Paru dans Sortir du nucléaire n°109, Printemps 2026. Mis en ligne le 27 juillet 2026
Arlette Maussan, infatigable militante antinucléaire pour défendre les gens, l’eau, la terre dans ce coin de la Région Auvergne-Rhône-Alpes de Saint-Priest-la-Prugne, s’en est allée début novembre 2025 à l’âge de 76 ans, laissant une immense tristesse à toutes celles et ceux qui l’ont connue.
Graveuse sur pierre, un diplôme universitaire en mathématique et sciences physiques en poche, elle avait hérité de son père, outre la tradition familiale du travail de la pierre, une vocation pour la défense des causes environnementales.
Personne authentique, généreuse et engagée, elle était bien connue et reconnue pour le travail réalisé avec le Collectif Bois Noirs depuis plus de 40 ans pour dénoncer l’héritage toxique laissé par la mine d’uranium de Cogema-Areva-Orano à Saint-Priest-la-Prugne, en exploitation entre 1960 et 1980. Une fois l’uranium récupéré, pour se débarrasser à moindres frais des centaines de milliers tonnes de résidus radioactifs accumulés au cours de vingt années d’exploitation, appelés "stériles", l’exploitant va les distribuer gracieusement pour remblayer les chemins, aplanir la cour d’une école ou terrasser un terrain pour y bâtir un entrepôt. Une retenue d’eau va être également créée dans un fond de vallée tout proche, pour stocker ces résidus, seul site de ce genre en France – les autres étant en général recouverts d’une couche solide. L’efficacité de la couche d’eau est incertaine et surtout, personne ne sait combien de temps tiendra cette protection, conçue comme provisoire.

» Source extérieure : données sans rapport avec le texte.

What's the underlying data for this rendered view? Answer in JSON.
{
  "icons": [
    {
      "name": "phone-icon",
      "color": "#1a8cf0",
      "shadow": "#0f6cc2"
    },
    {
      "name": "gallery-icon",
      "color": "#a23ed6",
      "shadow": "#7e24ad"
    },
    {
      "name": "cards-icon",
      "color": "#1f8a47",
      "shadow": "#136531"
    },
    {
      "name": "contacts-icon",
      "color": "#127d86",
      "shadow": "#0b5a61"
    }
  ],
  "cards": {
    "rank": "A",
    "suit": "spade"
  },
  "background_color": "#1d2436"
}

Un des combats de la vie d’Arlette fut celui du refus de l’implantation d’un centre de stockage de déchets radioactifs à l’emplacement de ce même ancien site minier de Saint-Priest-la-Prugne. Menée de 1979 à 1984, cette lutte acharnée mobilisa une grande partie de la population, de nombreux élu·es et scientifiques et déboucha sur une victoire.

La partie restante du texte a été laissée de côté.